# Proyecto clasificación de imágenes

In [3]:
# Bibliotecas necesarias

import json
import zipfile
import os
import pandas as pd
from PIL import Image
import random
import numpy as np
import tensorflow as tf
from tensorflow import keras
from keras.preprocessing import image
import matplotlib.pyplot as plt
from tensorflow.keras.models import Sequential
from tensorflow.keras.layers import Dense, Flatten, Conv2D, MaxPool2D

In [5]:
root_path = '/content'

### Cargamos Kaggle y a travez de la Api descargamos el conjunto de datos

In [4]:
!pip install kaggle
!mkdir ~/.kaggle
!touch '/root/.kaggle/kaggle.json'



In [6]:
## Appi token
api_token = {"username":"jairoalmanza","key":"4054e3a9b3a8e7c76e969e3fa1132644"}

In [7]:
with open("/root/.kaggle/kaggle.json", "w") as file:
 json.dump(api_token, file)
!chmod 600 /root/.kaggle/kaggle.json

In [8]:
# Descargar data
!kaggle competitions download -c dogs-vs-cats

Downloading dogs-vs-cats.zip to /content
 97% 785M/812M [00:03<00:00, 265MB/s]
100% 812M/812M [00:04<00:00, 209MB/s]


In [9]:
# Extraer data de zip
for file in os.listdir():
 if file.endswith(".zip"):
  zip_ref = zipfile.ZipFile(file, "r")
  zip_ref.extractall()
  zip_ref.close()

In [10]:
import os
import cv2
import matplotlib.pyplot as plt
# Define los caminos a los archivos zip
train_zip_path = '/content/train.zip'
test_zip_path = '/content/test1.zip'
# Define los directorios donde se descomprimirán los archivos
train_dir = '/content'
test_dir = '/content'
# Función para descomprimir archivos zip
def unzip_file(zip_path, extract_to):
    with zipfile.ZipFile(zip_path, 'r') as zip_ref:
        zip_ref.extractall(extract_to)
# Descomprime los archivos zip
unzip_file(train_zip_path, train_dir)
unzip_file(test_zip_path, test_dir)

### Carga del conjunto de datos

Datos de train

In [7]:
# Set the directory path where your images are located
image_dir = '/content/train/'

# Create a list to store the image vectors. Conjunto X_train
X_train = []
im=0
# Loop through all the images in the directory
for filename in os.listdir(image_dir):
    im+=1
    print(f'imagen: {im}', end='\r')

    if filename.endswith(".jpg"):

        # Open the image using PIL
        img = Image.open(os.path.join(image_dir, filename))

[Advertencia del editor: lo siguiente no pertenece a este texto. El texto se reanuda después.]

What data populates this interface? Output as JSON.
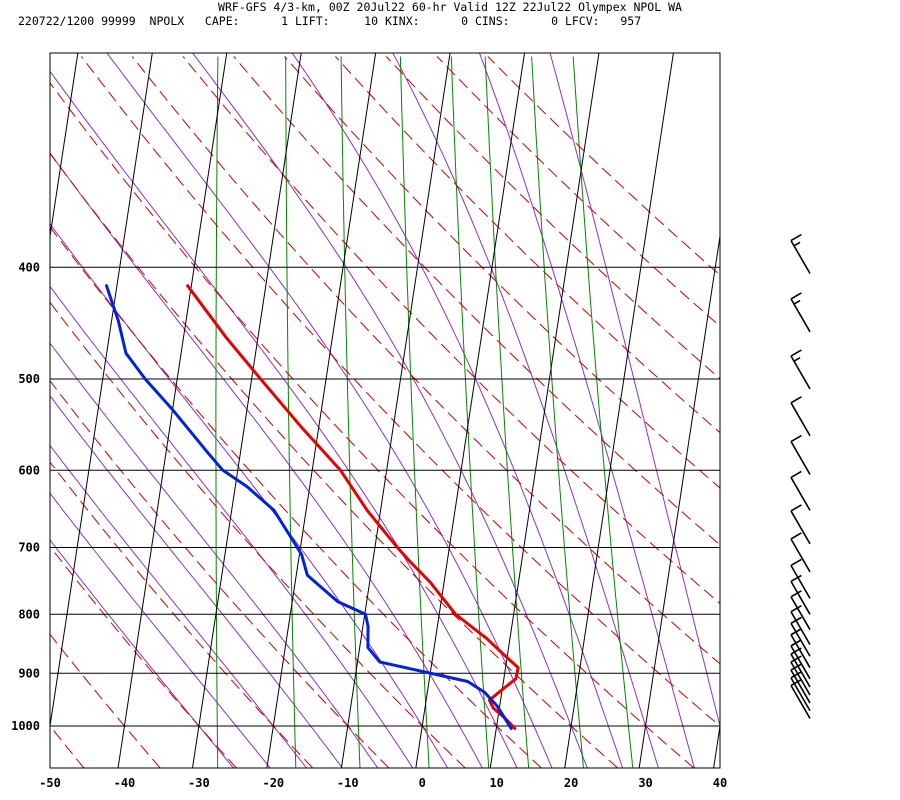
{
  "header": {
    "title": "WRF-GFS 4/3-km, 00Z 20Jul22 60-hr Valid 12Z 22Jul22 Olympex NPOL WA",
    "line2": "220722/1200 99999  NPOLX   CAPE:      1 LIFT:     10 KINX:      0 CINS:      0 LFCV:   957"
  },
  "colors": {
    "temperature": "#e60000",
    "dewpoint": "#0022dd",
    "isobar": "#000000",
    "isotherm": "#000000",
    "dry_adiabat": "#cc0000",
    "moist_adiabat": "#8833cc",
    "mixing_ratio": "#008800",
    "wind_barb": "#000000"
  },
  "chart_data": {
    "type": "line",
    "title": "",
    "xlabel": "",
    "ylabel": "",
    "xlim": [
      -50,
      40
    ],
    "ylim": [
      1050,
      400
    ],
    "y_scale": "log",
    "skew": "isotherms slanted to the right",
    "x_ticks": [
      "-50",
      "-40",
      "-30",
      "-20",
      "-10",
      "0",
      "10",
      "20",
      "30",
      "40"
    ],
    "y_ticks": [
      "400",
      "500",
      "600",
      "700",
      "800",
      "900",
      "1000"
    ],
    "grid": true,
    "series": [
      {
        "role": "temperature",
        "points": [
          {
            "p": 1005,
            "t": 12.5
          },
          {
            "p": 985,
            "t": 11.0
          },
          {
            "p": 965,
            "t": 9.2
          },
          {
            "p": 950,
            "t": 8.5
          },
          {
            "p": 935,
            "t": 9.6
          },
          {
            "p": 910,
            "t": 11.6
          },
          {
            "p": 890,
            "t": 11.7
          },
          {
            "p": 865,
            "t": 9.3
          },
          {
            "p": 840,
            "t": 6.9
          },
          {
            "p": 810,
            "t": 3.4
          },
          {
            "p": 800,
            "t": 2.2
          },
          {
            "p": 750,
            "t": -1.9
          },
          {
            "p": 720,
            "t": -5.0
          },
          {
            "p": 700,
            "t": -7.0
          },
          {
            "p": 650,
            "t": -11.8
          },
          {
            "p": 600,
            "t": -16.2
          },
          {
            "p": 550,
            "t": -22.4
          },
          {
            "p": 500,
            "t": -28.8
          },
          {
            "p": 460,
            "t": -34.3
          },
          {
            "p": 415,
            "t": -40.5
          }
        ]
      },
      {
        "role": "dewpoint",
        "points": [
          {
            "p": 1005,
            "t": 12.0
          },
          {
            "p": 960,
            "t": 9.6
          },
          {
            "p": 935,
            "t": 7.7
          },
          {
            "p": 915,
            "t": 5.2
          },
          {
            "p": 880,
            "t": -7.0
          },
          {
            "p": 855,
            "t": -8.9
          },
          {
            "p": 820,
            "t": -9.3
          },
          {
            "p": 800,
            "t": -9.9
          },
          {
            "p": 780,
            "t": -13.9
          },
          {
            "p": 740,
            "t": -18.5
          },
          {
            "p": 710,
            "t": -19.7
          },
          {
            "p": 650,
            "t": -24.3
          },
          {
            "p": 620,
            "t": -28.4
          },
          {
            "p": 600,
            "t": -32.0
          },
          {
            "p": 580,
            "t": -34.3
          },
          {
            "p": 530,
            "t": -40.2
          },
          {
            "p": 500,
            "t": -44.3
          },
          {
            "p": 475,
            "t": -47.4
          },
          {
            "p": 445,
            "t": -49.1
          },
          {
            "p": 415,
            "t": -51.4
          }
        ]
      }
    ],
    "wind_barbs": [
      {
        "p": 405,
        "speed_kt": 15
      },
      {
        "p": 455,
        "speed_kt": 15
      },
      {
        "p": 510,
        "speed_kt": 15
      },
      {
        "p": 560,
        "speed_kt": 10
      },
      {
        "p": 605,
        "speed_kt": 10
      },
      {
        "p": 650,
        "speed_kt": 10
      },
      {
        "p": 695,
        "speed_kt": 10
      },
      {
        "p": 735,
        "speed_kt": 10
      },
      {
        "p": 775,
        "speed_kt": 10
      },
      {
        "p": 800,
        "speed_kt": 10
      },
      {
        "p": 825,
        "speed_kt": 10
      },
      {
        "p": 850,
        "speed_kt": 10
      },
      {
        "p": 870,
        "speed_kt": 10
      },
      {
        "p": 890,
        "speed_kt": 10
      },
      {
        "p": 910,
        "speed_kt": 10
      },
      {
        "p": 925,
        "speed_kt": 10
      },
      {
        "p": 940,
        "speed_kt": 10
      },
      {
        "p": 955,
        "speed_kt": 10
      },
      {
        "p": 970,
        "speed_kt": 10
      },
      {
        "p": 985,
        "speed_kt": 10
      }
    ]
  }
}
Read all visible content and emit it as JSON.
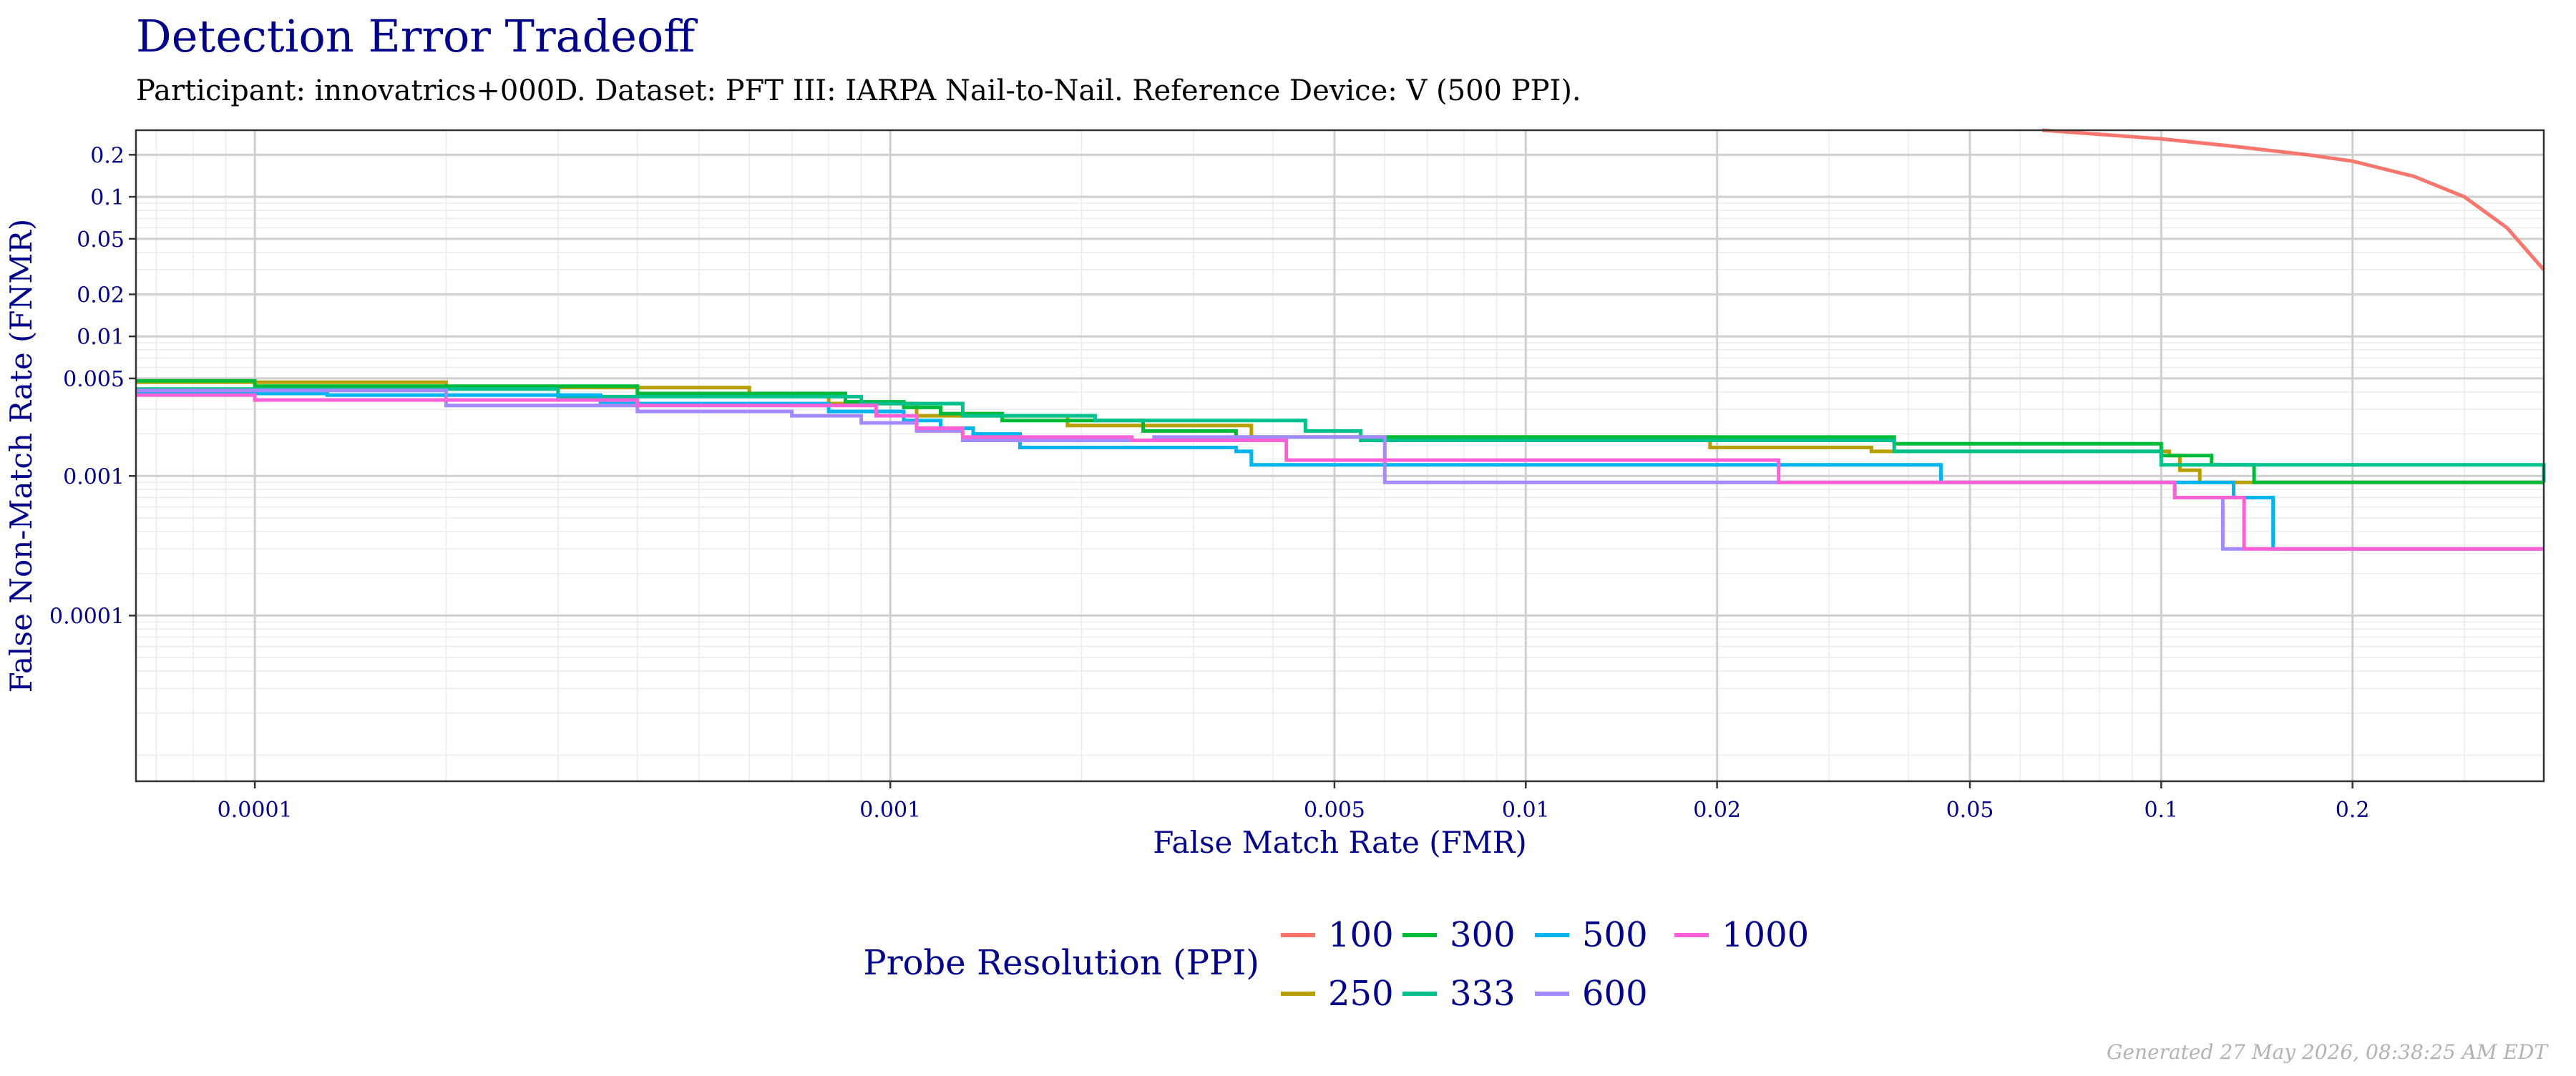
{
  "chart_data": {
    "type": "line",
    "title": "Detection Error Tradeoff",
    "subtitle": "Participant: innovatrics+000D. Dataset: PFT III: IARPA Nail-to-Nail. Reference Device: V (500 PPI).",
    "xlabel": "False Match Rate (FMR)",
    "ylabel": "False Non-Match Rate (FNMR)",
    "x_scale": "log",
    "y_scale": "log",
    "xlim": [
      6.5e-05,
      0.4
    ],
    "ylim": [
      6.5e-06,
      0.3
    ],
    "x_ticks": [
      {
        "value": 0.0001,
        "label": "0.0001"
      },
      {
        "value": 0.001,
        "label": "0.001"
      },
      {
        "value": 0.005,
        "label": "0.005"
      },
      {
        "value": 0.01,
        "label": "0.01"
      },
      {
        "value": 0.02,
        "label": "0.02"
      },
      {
        "value": 0.05,
        "label": "0.05"
      },
      {
        "value": 0.1,
        "label": "0.1"
      },
      {
        "value": 0.2,
        "label": "0.2"
      }
    ],
    "y_ticks": [
      {
        "value": 0.0001,
        "label": "0.0001"
      },
      {
        "value": 0.001,
        "label": "0.001"
      },
      {
        "value": 0.005,
        "label": "0.005"
      },
      {
        "value": 0.01,
        "label": "0.01"
      },
      {
        "value": 0.02,
        "label": "0.02"
      },
      {
        "value": 0.05,
        "label": "0.05"
      },
      {
        "value": 0.1,
        "label": "0.1"
      },
      {
        "value": 0.2,
        "label": "0.2"
      }
    ],
    "grid": true,
    "legend_title": "Probe Resolution (PPI)",
    "legend_position": "bottom",
    "series": [
      {
        "name": "100",
        "color": "#F8766D",
        "step": false,
        "points": [
          [
            0.065,
            0.3
          ],
          [
            0.08,
            0.28
          ],
          [
            0.1,
            0.26
          ],
          [
            0.13,
            0.23
          ],
          [
            0.17,
            0.2
          ],
          [
            0.2,
            0.18
          ],
          [
            0.25,
            0.14
          ],
          [
            0.3,
            0.1
          ],
          [
            0.35,
            0.06
          ],
          [
            0.4,
            0.03
          ]
        ]
      },
      {
        "name": "250",
        "color": "#B79F00",
        "step": true,
        "points": [
          [
            6.5e-05,
            0.0047
          ],
          [
            0.0002,
            0.0043
          ],
          [
            0.0006,
            0.0038
          ],
          [
            0.0008,
            0.0033
          ],
          [
            0.0011,
            0.0027
          ],
          [
            0.0019,
            0.0023
          ],
          [
            0.0037,
            0.0019
          ],
          [
            0.0195,
            0.0016
          ],
          [
            0.035,
            0.0015
          ],
          [
            0.103,
            0.0014
          ],
          [
            0.107,
            0.0011
          ],
          [
            0.115,
            0.0009
          ],
          [
            0.4,
            0.0009
          ]
        ]
      },
      {
        "name": "300",
        "color": "#00BA38",
        "step": true,
        "points": [
          [
            6.5e-05,
            0.0048
          ],
          [
            0.0001,
            0.0044
          ],
          [
            0.0004,
            0.0039
          ],
          [
            0.00085,
            0.0034
          ],
          [
            0.00105,
            0.0031
          ],
          [
            0.0012,
            0.0028
          ],
          [
            0.0015,
            0.0025
          ],
          [
            0.0025,
            0.0021
          ],
          [
            0.0035,
            0.0019
          ],
          [
            0.038,
            0.0017
          ],
          [
            0.1,
            0.0014
          ],
          [
            0.12,
            0.0012
          ],
          [
            0.14,
            0.0011
          ],
          [
            0.14,
            0.0009
          ],
          [
            0.4,
            0.0009
          ]
        ]
      },
      {
        "name": "333",
        "color": "#00C08B",
        "step": true,
        "points": [
          [
            6.5e-05,
            0.0042
          ],
          [
            0.0003,
            0.0037
          ],
          [
            0.0009,
            0.0033
          ],
          [
            0.0013,
            0.0027
          ],
          [
            0.0021,
            0.0025
          ],
          [
            0.0045,
            0.0021
          ],
          [
            0.0055,
            0.0018
          ],
          [
            0.038,
            0.0015
          ],
          [
            0.1,
            0.0012
          ],
          [
            0.4,
            0.0009
          ]
        ]
      },
      {
        "name": "500",
        "color": "#00B4EF",
        "step": true,
        "points": [
          [
            6.5e-05,
            0.0039
          ],
          [
            0.00013,
            0.0038
          ],
          [
            0.00035,
            0.0033
          ],
          [
            0.0008,
            0.0029
          ],
          [
            0.00105,
            0.0025
          ],
          [
            0.0012,
            0.0022
          ],
          [
            0.00135,
            0.002
          ],
          [
            0.0016,
            0.0016
          ],
          [
            0.0035,
            0.0015
          ],
          [
            0.0037,
            0.0012
          ],
          [
            0.045,
            0.0011
          ],
          [
            0.045,
            0.0009
          ],
          [
            0.13,
            0.0007
          ],
          [
            0.15,
            0.0003
          ],
          [
            0.4,
            0.0003
          ]
        ]
      },
      {
        "name": "600",
        "color": "#A58AFF",
        "step": true,
        "points": [
          [
            6.5e-05,
            0.0041
          ],
          [
            0.0002,
            0.0032
          ],
          [
            0.0004,
            0.0029
          ],
          [
            0.0007,
            0.0027
          ],
          [
            0.0009,
            0.0024
          ],
          [
            0.0011,
            0.0021
          ],
          [
            0.0013,
            0.0018
          ],
          [
            0.0026,
            0.0019
          ],
          [
            0.006,
            0.0011
          ],
          [
            0.006,
            0.0009
          ],
          [
            0.105,
            0.0009
          ],
          [
            0.105,
            0.0007
          ],
          [
            0.125,
            0.0003
          ],
          [
            0.4,
            0.0003
          ]
        ]
      },
      {
        "name": "1000",
        "color": "#FB61D7",
        "step": true,
        "points": [
          [
            6.5e-05,
            0.0038
          ],
          [
            0.0001,
            0.0035
          ],
          [
            0.0004,
            0.0032
          ],
          [
            0.00095,
            0.0027
          ],
          [
            0.0011,
            0.0022
          ],
          [
            0.0013,
            0.0019
          ],
          [
            0.0024,
            0.0018
          ],
          [
            0.0042,
            0.0013
          ],
          [
            0.025,
            0.0011
          ],
          [
            0.025,
            0.0009
          ],
          [
            0.105,
            0.0009
          ],
          [
            0.105,
            0.0007
          ],
          [
            0.135,
            0.0003
          ],
          [
            0.4,
            0.0003
          ]
        ]
      }
    ]
  },
  "footer": {
    "generated": "Generated 27 May 2026, 08:38:25 AM EDT"
  }
}
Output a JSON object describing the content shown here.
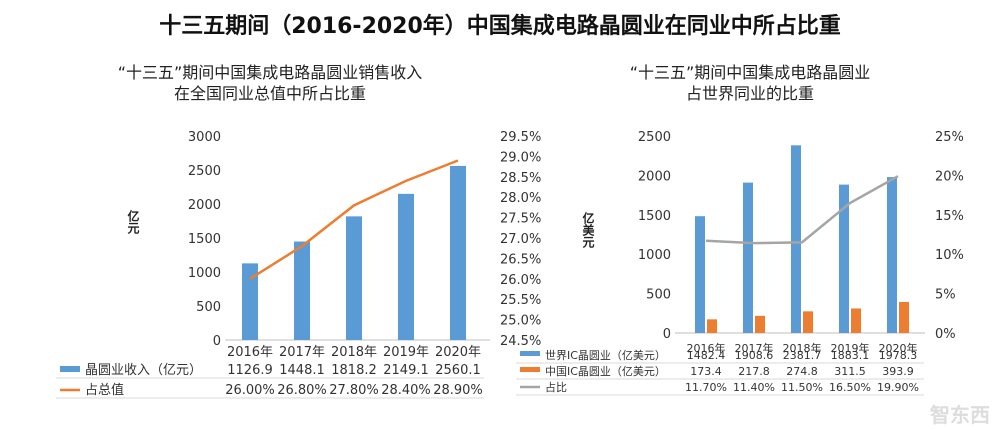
{
  "title": "十三五期间（2016-2020年）中国集成电路晶圆业在同业中所占比重",
  "chart_data": [
    {
      "type": "bar+line",
      "title_lines": [
        "“十三五”期间中国集成电路晶圆业销售收入",
        "在全国同业总值中所占比重"
      ],
      "ylabel": "亿元",
      "categories": [
        "2016年",
        "2017年",
        "2018年",
        "2019年",
        "2020年"
      ],
      "ylim": [
        0,
        3000
      ],
      "yticks": [
        "0",
        "500",
        "1000",
        "1500",
        "2000",
        "2500",
        "3000"
      ],
      "y2lim": [
        24.5,
        29.5
      ],
      "y2ticks": [
        "24.5%",
        "25.0%",
        "25.5%",
        "26.0%",
        "26.5%",
        "27.0%",
        "27.5%",
        "28.0%",
        "28.5%",
        "29.0%",
        "29.5%"
      ],
      "series": [
        {
          "name": "晶圆业收入（亿元）",
          "kind": "bar",
          "axis": "left",
          "color": "#5b9bd5",
          "values": [
            1126.9,
            1448.1,
            1818.2,
            2149.1,
            2560.1
          ],
          "labels": [
            "1126.9",
            "1448.1",
            "1818.2",
            "2149.1",
            "2560.1"
          ]
        },
        {
          "name": "占总值",
          "kind": "line",
          "axis": "right",
          "color": "#ed7d31",
          "values": [
            26.0,
            26.8,
            27.8,
            28.4,
            28.9
          ],
          "labels": [
            "26.00%",
            "26.80%",
            "27.80%",
            "28.40%",
            "28.90%"
          ]
        }
      ],
      "grid": false,
      "legend": "data-table"
    },
    {
      "type": "bar+line",
      "title_lines": [
        "“十三五”期间中国集成电路晶圆业",
        "占世界同业的比重"
      ],
      "ylabel": "亿美元",
      "categories": [
        "2016年",
        "2017年",
        "2018年",
        "2019年",
        "2020年"
      ],
      "ylim": [
        0,
        2500
      ],
      "yticks": [
        "0",
        "500",
        "1000",
        "1500",
        "2000",
        "2500"
      ],
      "y2lim": [
        0,
        25
      ],
      "y2ticks": [
        "0%",
        "5%",
        "10%",
        "15%",
        "20%",
        "25%"
      ],
      "series": [
        {
          "name": "世界IC晶圆业（亿美元）",
          "kind": "bar",
          "axis": "left",
          "color": "#5b9bd5",
          "values": [
            1482.4,
            1908.6,
            2381.7,
            1883.1,
            1978.3
          ],
          "labels": [
            "1482.4",
            "1908.6",
            "2381.7",
            "1883.1",
            "1978.3"
          ]
        },
        {
          "name": "中国IC晶圆业（亿美元）",
          "kind": "bar",
          "axis": "left",
          "color": "#ed7d31",
          "values": [
            173.4,
            217.8,
            274.8,
            311.5,
            393.9
          ],
          "labels": [
            "173.4",
            "217.8",
            "274.8",
            "311.5",
            "393.9"
          ]
        },
        {
          "name": "占比",
          "kind": "line",
          "axis": "right",
          "color": "#a5a5a5",
          "values": [
            11.7,
            11.4,
            11.5,
            16.5,
            19.9
          ],
          "labels": [
            "11.70%",
            "11.40%",
            "11.50%",
            "16.50%",
            "19.90%"
          ]
        }
      ],
      "grid": false,
      "legend": "data-table"
    }
  ],
  "watermark": "智东西"
}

        # Resize the image to 200x200 pixels
        img = img.resize((200, 200))

        # Convirtiendo la imagen to a numpy array
        img_array = np.array(img)

        # Reshape la imagen en la forma adecuada para el modelo
        img_tensor = img_array.reshape((200, 200, 3))

        # Append the vector to the list
        X_train.append(img_tensor)

# Convert the list to a numpy array
X_train = np.array(X_train)

print(X_train.shape)

(25000, 200, 200, 3)


In [8]:
# Normalizar X_train
X_train = np.divide(X_train, 255.0)

In [9]:
# Initialize lists to store labels. Si imagen Cat entonces y=1 si no 0 / Si imagen Dog entonces y=1 si no 0
y_train = []

for file in os.listdir(image_dir):
    # Check if the file is an image
    if file.endswith('.jpg'):
        # Create the label
        if file.startswith('cat'):
            y_train.append([1, 0])
        elif file.startswith('dog'):
            y_train.append([0, 1])


# Convert lists to numpy arrays
y_train = np.array(y_train)

print(y_train.shape)

(25000, 2)


Datos de Test

In [10]:
# Set the directory path where your images are located
image_dir_test = '/content/test1/'

# Create a list to store the image vectors. Conjunto X_train
X_test = []
im1=0
# Loop through all the images in the directory
for filename_ts in os.listdir(image_dir_test):
    im1+=1
    print(f'imagen: {im1}', end='\r')
    if filename_ts.endswith(".jpg"):
        # Open the image using PIL
        imgts = Image.open(os.path.join(image_dir_test, filename_ts))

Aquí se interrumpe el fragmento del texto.